My pet peeves center on grammar and word-usage. I feel uncomfortable about them, yet I revel in them. Many years ago I was chastened when criticized for laughing at someone’s mispronunciation of a particular word. I’ve long since forgotten the word, but it was pointed out that those who mispronounce words often do so because they read, never having heard the word in spoken English. In the same vein, is recoiling in feigned horror or laughing at “improper” grammar or word usage equally elitist?
Or is it innate in my mental makeup? Surely, it exercises the intellect – for example, when I’m attempting to determine whether someone’s usage of “me” instead of “I” is correct, particularly in a convoluted or recursive sentence featuring one or more embedded phrases and clauses. I enjoy figuring out what is the subject, the object, and which verb is controlling. The same mental gymnastics are required when trying to figure out the meaning of “I couldn’ fail to disagree less.”
Having apologized for what can be termed misplaced elitism, if such a thing exists, here are three of my linguistic Pet Peeves:
“Exact same”. I claim ownership of this one, as I’ve not seen discussions of this term anywhere else. “Exact” and “same” are adjectives. I don’t know what an “exact” thing is. Is it measured with a micrometer? Is there something precise about it? I understand “exactly the same thing,” where “exactly” is the adverb it should be. I’m at a loss as to what an “exact same thing” is. Recently, I reviewed a brief where the drafter made the point that a law firm had filed virtually the same brief in half a dozen cases, characterizing them as “near identical” briefs. I suggested changing the characterization to “nearly identical”, observing that the brief was “near” only if he’d printed it out and held it close to his glasses. He wrote back generally agreeing, but cited several published California appellate cases where the courts, surely aided by crack law clerks with Order of the Coif credentials, had used the exact same phrase. (Whoops.) To humor me, the brief was filed using “nearly identical” to describe the similarities.

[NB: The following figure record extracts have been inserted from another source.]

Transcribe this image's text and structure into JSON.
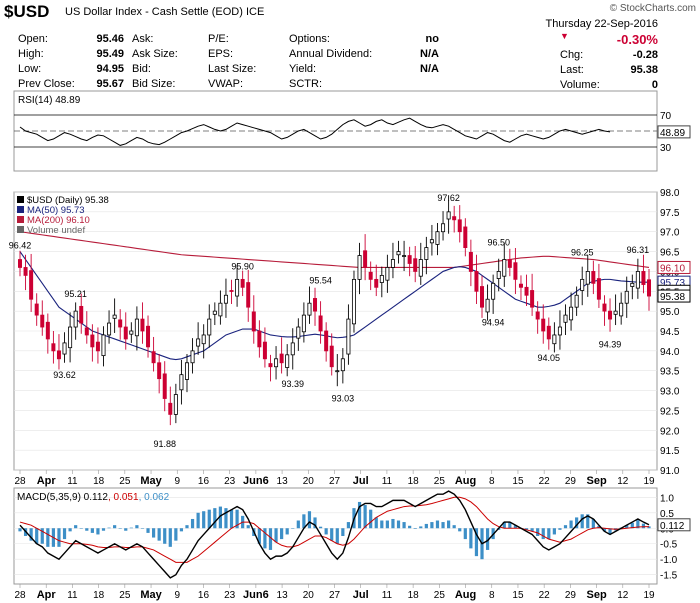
{
  "header": {
    "symbol": "$USD",
    "description": "US Dollar Index - Cash Settle (EOD) ICE",
    "brand": "© StockCharts.com"
  },
  "quote": {
    "date": "Thursday  22-Sep-2016",
    "change_pct": "-0.30%",
    "chg_label": "Chg:",
    "chg": "-0.28",
    "last_label": "Last:",
    "last": "95.38",
    "volume_label": "Volume:",
    "volume": "0"
  },
  "stats": {
    "col1": [
      {
        "label": "Open:",
        "value": "95.46"
      },
      {
        "label": "High:",
        "value": "95.49"
      },
      {
        "label": "Low:",
        "value": "94.95"
      },
      {
        "label": "Prev Close:",
        "value": "95.67"
      }
    ],
    "col2": [
      {
        "label": "Ask:",
        "value": ""
      },
      {
        "label": "Ask Size:",
        "value": ""
      },
      {
        "label": "Bid:",
        "value": ""
      },
      {
        "label": "Bid Size:",
        "value": ""
      }
    ],
    "col3": [
      {
        "label": "P/E:",
        "value": ""
      },
      {
        "label": "EPS:",
        "value": ""
      },
      {
        "label": "Last Size:",
        "value": ""
      },
      {
        "label": "VWAP:",
        "value": ""
      }
    ],
    "col4": [
      {
        "label": "Options:",
        "value": "no"
      },
      {
        "label": "Annual Dividend:",
        "value": "N/A"
      },
      {
        "label": "Yield:",
        "value": "N/A"
      },
      {
        "label": "SCTR:",
        "value": ""
      }
    ]
  },
  "colors": {
    "up": "#000000",
    "down": "#cc0033",
    "ma50": "#1a237e",
    "ma200": "#b71c3a",
    "hist": "#3d8fc7",
    "macd": "#000000",
    "signal": "#cc0000"
  },
  "chart_data": [
    {
      "type": "line",
      "title": "RSI(14) 48.89",
      "value": 48.89,
      "ylim": [
        0,
        100
      ],
      "y_ticks": [
        30,
        70
      ],
      "y_marks": [
        50
      ],
      "label": "48.89",
      "values": [
        55,
        50,
        48,
        46,
        42,
        38,
        40,
        44,
        48,
        46,
        43,
        40,
        38,
        42,
        45,
        44,
        40,
        36,
        32,
        34,
        38,
        42,
        40,
        36,
        34,
        33,
        36,
        40,
        44,
        48,
        50,
        53,
        56,
        58,
        55,
        52,
        50,
        52,
        56,
        60,
        58,
        56,
        54,
        52,
        50,
        48,
        44,
        40,
        42,
        46,
        50,
        52,
        48,
        44,
        40,
        42,
        46,
        52,
        58,
        62,
        64,
        60,
        56,
        58,
        62,
        64,
        60,
        58,
        61,
        64,
        66,
        62,
        58,
        55,
        54,
        56,
        58,
        56,
        52,
        48,
        44,
        42,
        40,
        44,
        48,
        46,
        42,
        38,
        36,
        40,
        44,
        46,
        44,
        42,
        40,
        42,
        46,
        50,
        52,
        50,
        48,
        46,
        48,
        50,
        52,
        50,
        48.89
      ]
    },
    {
      "type": "candlestick",
      "title": "$USD (Daily) 95.38",
      "ylim": [
        91.0,
        98.0
      ],
      "y_ticks": [
        91.0,
        91.5,
        92.0,
        92.5,
        93.0,
        93.5,
        94.0,
        94.5,
        95.0,
        95.5,
        96.0,
        96.5,
        97.0,
        97.5,
        98.0
      ],
      "legend": [
        "$USD (Daily) 95.38",
        "MA(50) 95.73",
        "MA(200) 96.10",
        "Volume undef"
      ],
      "x_labels": [
        "28",
        "Apr",
        "11",
        "18",
        "25",
        "May",
        "9",
        "16",
        "23",
        "Jun6",
        "13",
        "20",
        "27",
        "Jul",
        "11",
        "18",
        "25",
        "Aug",
        "8",
        "15",
        "22",
        "29",
        "Sep",
        "12",
        "19"
      ],
      "annotations": [
        {
          "label": "96.42",
          "value": 96.42,
          "pos": "above",
          "day": 0
        },
        {
          "label": "95.21",
          "value": 95.21,
          "pos": "above",
          "day": 10
        },
        {
          "label": "93.62",
          "value": 93.62,
          "pos": "below",
          "day": 8
        },
        {
          "label": "91.88",
          "value": 91.88,
          "pos": "below",
          "day": 26
        },
        {
          "label": "95.90",
          "value": 95.9,
          "pos": "above",
          "day": 40
        },
        {
          "label": "93.39",
          "value": 93.39,
          "pos": "below",
          "day": 49
        },
        {
          "label": "95.54",
          "value": 95.54,
          "pos": "above",
          "day": 54
        },
        {
          "label": "93.03",
          "value": 93.03,
          "pos": "below",
          "day": 58
        },
        {
          "label": "97.62",
          "value": 97.62,
          "pos": "above",
          "day": 77
        },
        {
          "label": "96.50",
          "value": 96.5,
          "pos": "above",
          "day": 86
        },
        {
          "label": "94.94",
          "value": 94.94,
          "pos": "below",
          "day": 85
        },
        {
          "label": "94.05",
          "value": 94.05,
          "pos": "below",
          "day": 95
        },
        {
          "label": "96.25",
          "value": 96.25,
          "pos": "above",
          "day": 101
        },
        {
          "label": "94.39",
          "value": 94.39,
          "pos": "below",
          "day": 106
        },
        {
          "label": "96.31",
          "value": 96.31,
          "pos": "above",
          "day": 111
        }
      ],
      "price_labels": [
        {
          "text": "96.10",
          "value": 96.1,
          "color": "#b71c3a"
        },
        {
          "text": "95.73",
          "value": 95.73,
          "color": "#1a237e"
        },
        {
          "text": "95.5",
          "value": 95.5,
          "color": "#000000"
        },
        {
          "text": "95.38",
          "value": 95.38,
          "color": "#000000"
        }
      ],
      "closes": [
        96.1,
        95.9,
        95.3,
        94.9,
        94.6,
        94.3,
        94.0,
        93.8,
        94.2,
        94.6,
        95.0,
        94.7,
        94.4,
        94.1,
        94.0,
        94.4,
        94.7,
        94.9,
        94.6,
        94.3,
        94.5,
        94.8,
        94.5,
        94.1,
        93.7,
        93.3,
        92.8,
        92.4,
        92.9,
        93.4,
        93.7,
        94.0,
        94.3,
        94.4,
        94.8,
        95.0,
        95.2,
        95.4,
        95.5,
        95.8,
        95.6,
        95.1,
        94.5,
        94.1,
        93.8,
        93.6,
        93.8,
        93.7,
        93.9,
        94.2,
        94.6,
        94.9,
        95.2,
        95.0,
        94.5,
        94.0,
        93.6,
        93.5,
        93.8,
        94.8,
        95.8,
        96.4,
        96.1,
        95.8,
        95.6,
        95.9,
        96.1,
        96.3,
        96.5,
        96.4,
        96.2,
        96.0,
        96.3,
        96.6,
        96.8,
        97.0,
        97.2,
        97.5,
        97.3,
        97.0,
        96.6,
        96.0,
        95.5,
        95.1,
        95.3,
        95.7,
        96.0,
        96.3,
        96.1,
        95.8,
        95.6,
        95.4,
        95.1,
        94.8,
        94.5,
        94.3,
        94.4,
        94.6,
        94.9,
        95.1,
        95.4,
        95.8,
        96.0,
        95.7,
        95.3,
        95.0,
        94.8,
        95.0,
        95.2,
        95.5,
        95.7,
        96.0,
        95.67,
        95.38
      ],
      "ma50": [
        96.5,
        96.3,
        96.1,
        95.9,
        95.7,
        95.5,
        95.3,
        95.1,
        95.0,
        94.9,
        94.8,
        94.7,
        94.6,
        94.5,
        94.45,
        94.4,
        94.35,
        94.3,
        94.25,
        94.2,
        94.15,
        94.1,
        94.05,
        94.0,
        93.95,
        93.9,
        93.85,
        93.8,
        93.78,
        93.8,
        93.85,
        93.9,
        93.95,
        94.0,
        94.1,
        94.2,
        94.3,
        94.4,
        94.45,
        94.5,
        94.55,
        94.55,
        94.55,
        94.5,
        94.45,
        94.4,
        94.38,
        94.36,
        94.35,
        94.35,
        94.36,
        94.38,
        94.4,
        94.42,
        94.4,
        94.38,
        94.35,
        94.33,
        94.34,
        94.36,
        94.4,
        94.5,
        94.6,
        94.7,
        94.8,
        94.9,
        95.0,
        95.1,
        95.2,
        95.3,
        95.4,
        95.5,
        95.6,
        95.7,
        95.8,
        95.9,
        96.0,
        96.05,
        96.1,
        96.12,
        96.1,
        96.05,
        96.0,
        95.9,
        95.8,
        95.7,
        95.6,
        95.5,
        95.4,
        95.3,
        95.25,
        95.2,
        95.15,
        95.1,
        95.1,
        95.12,
        95.15,
        95.2,
        95.3,
        95.4,
        95.5,
        95.6,
        95.7,
        95.75,
        95.78,
        95.8,
        95.8,
        95.78,
        95.76,
        95.75,
        95.74,
        95.73,
        95.73,
        95.73
      ],
      "ma200": [
        97.0,
        96.98,
        96.96,
        96.94,
        96.92,
        96.9,
        96.88,
        96.86,
        96.84,
        96.82,
        96.8,
        96.78,
        96.76,
        96.74,
        96.72,
        96.7,
        96.68,
        96.66,
        96.64,
        96.62,
        96.6,
        96.58,
        96.56,
        96.54,
        96.52,
        96.5,
        96.48,
        96.46,
        96.44,
        96.42,
        96.41,
        96.4,
        96.39,
        96.38,
        96.37,
        96.36,
        96.35,
        96.34,
        96.33,
        96.32,
        96.31,
        96.3,
        96.29,
        96.28,
        96.27,
        96.26,
        96.25,
        96.24,
        96.23,
        96.22,
        96.21,
        96.2,
        96.19,
        96.18,
        96.17,
        96.16,
        96.15,
        96.14,
        96.13,
        96.12,
        96.11,
        96.1,
        96.1,
        96.1,
        96.1,
        96.1,
        96.1,
        96.1,
        96.1,
        96.1,
        96.1,
        96.1,
        96.1,
        96.1,
        96.1,
        96.1,
        96.1,
        96.1,
        96.1,
        96.12,
        96.14,
        96.16,
        96.18,
        96.2,
        96.22,
        96.24,
        96.26,
        96.28,
        96.3,
        96.32,
        96.34,
        96.35,
        96.36,
        96.37,
        96.38,
        96.38,
        96.37,
        96.36,
        96.35,
        96.34,
        96.33,
        96.32,
        96.31,
        96.3,
        96.28,
        96.26,
        96.24,
        96.22,
        96.2,
        96.18,
        96.16,
        96.14,
        96.12,
        96.1
      ]
    },
    {
      "type": "bar",
      "title": "MACD(5,35,9)",
      "legend": [
        "MACD(5,35,9) 0.112",
        "0.051",
        "0.062"
      ],
      "ylim": [
        -1.8,
        1.3
      ],
      "y_ticks": [
        -1.5,
        -1.0,
        -0.5,
        0.0,
        0.5,
        1.0
      ],
      "label": "0.112",
      "macd": [
        0.1,
        -0.1,
        -0.3,
        -0.5,
        -0.6,
        -0.8,
        -0.9,
        -1.0,
        -0.8,
        -0.6,
        -0.4,
        -0.5,
        -0.6,
        -0.7,
        -0.8,
        -0.7,
        -0.6,
        -0.5,
        -0.6,
        -0.7,
        -0.6,
        -0.5,
        -0.6,
        -0.8,
        -1.0,
        -1.2,
        -1.4,
        -1.6,
        -1.5,
        -1.2,
        -1.0,
        -0.7,
        -0.4,
        -0.2,
        0.0,
        0.2,
        0.4,
        0.5,
        0.6,
        0.7,
        0.6,
        0.3,
        -0.1,
        -0.5,
        -0.8,
        -1.0,
        -0.9,
        -0.9,
        -0.8,
        -0.6,
        -0.3,
        0.0,
        0.2,
        0.1,
        -0.2,
        -0.5,
        -0.8,
        -1.0,
        -0.8,
        -0.3,
        0.3,
        0.7,
        0.8,
        0.8,
        0.7,
        0.7,
        0.8,
        0.9,
        0.9,
        0.9,
        0.8,
        0.7,
        0.8,
        0.9,
        1.0,
        1.1,
        1.1,
        1.2,
        1.1,
        0.9,
        0.6,
        0.2,
        -0.2,
        -0.5,
        -0.4,
        -0.2,
        0.0,
        0.2,
        0.2,
        0.1,
        0.0,
        -0.1,
        -0.2,
        -0.4,
        -0.6,
        -0.7,
        -0.6,
        -0.5,
        -0.3,
        -0.1,
        0.1,
        0.3,
        0.4,
        0.3,
        0.1,
        -0.1,
        -0.2,
        -0.1,
        0.0,
        0.1,
        0.2,
        0.3,
        0.2,
        0.112
      ],
      "signal": [
        0.2,
        0.15,
        0.1,
        0.0,
        -0.1,
        -0.2,
        -0.3,
        -0.4,
        -0.45,
        -0.5,
        -0.5,
        -0.5,
        -0.52,
        -0.55,
        -0.6,
        -0.62,
        -0.62,
        -0.6,
        -0.6,
        -0.62,
        -0.62,
        -0.6,
        -0.6,
        -0.65,
        -0.7,
        -0.8,
        -0.9,
        -1.0,
        -1.1,
        -1.1,
        -1.1,
        -1.0,
        -0.9,
        -0.75,
        -0.6,
        -0.45,
        -0.3,
        -0.15,
        0.0,
        0.1,
        0.2,
        0.2,
        0.15,
        0.0,
        -0.15,
        -0.3,
        -0.45,
        -0.55,
        -0.6,
        -0.6,
        -0.55,
        -0.45,
        -0.35,
        -0.25,
        -0.25,
        -0.3,
        -0.4,
        -0.5,
        -0.55,
        -0.5,
        -0.35,
        -0.15,
        0.05,
        0.2,
        0.35,
        0.45,
        0.55,
        0.6,
        0.65,
        0.7,
        0.72,
        0.72,
        0.74,
        0.76,
        0.8,
        0.85,
        0.9,
        0.95,
        1.0,
        1.0,
        0.95,
        0.85,
        0.7,
        0.5,
        0.3,
        0.15,
        0.05,
        0.0,
        0.0,
        0.0,
        0.0,
        -0.05,
        -0.1,
        -0.15,
        -0.25,
        -0.35,
        -0.4,
        -0.45,
        -0.4,
        -0.35,
        -0.25,
        -0.15,
        -0.05,
        0.0,
        0.02,
        0.0,
        -0.02,
        -0.03,
        -0.02,
        0.0,
        0.02,
        0.04,
        0.05,
        0.051
      ]
    }
  ]
}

“Chaise Lounge”. This is a corruption of the correct “chaise longue”, from French. When I see this, I think of “lounging” in an airport lounge waiting for a flight, rather than the reclining seat next to the pool at the resort I wish were the termination of my flight. Merriam-Webster online suggests that English speakers were more comfortable importing this French term for a “long chair” as “lounge” because they wanted a word with spelling they knew and unambiguous pronunciation. I dunno. I once pointed out to a newspaper columnist his error in a column he wrote. He, an adherent to the belief that proper English is that which the people speak, acknowledged the etymology of the word, but disputed that he’d made an error.
Finally, “Nonplussed.” My favorite, because its common (incorrect?) meaning is the one almost universally used by current American writers, and it is used to convey the near opposite (whoops again) of the original meaning. I’ve never heard anyone say “nonplussed” in ordinary speech, but it comes up often in opinion columns and other popular writing. The original meaning, “Astonished to the point of being unable to speak”, or loosely, “perplexed or unsure of what to say” also comes from French, non plus or “nothing more.” Now, in this country, at least, it signifies a state of being unimpressed, as in “I was nonplussed by the candidate’s speech.”
The nicely perverse consequence of pet peeves like this is that the more widespread the error, the more proper its usage becomes. In France, I believe there’s a commission that certifies acceptable words. English speakers, of course, wouldn’t put up with nonsense like that. We’d be nonplussed by their suggestions.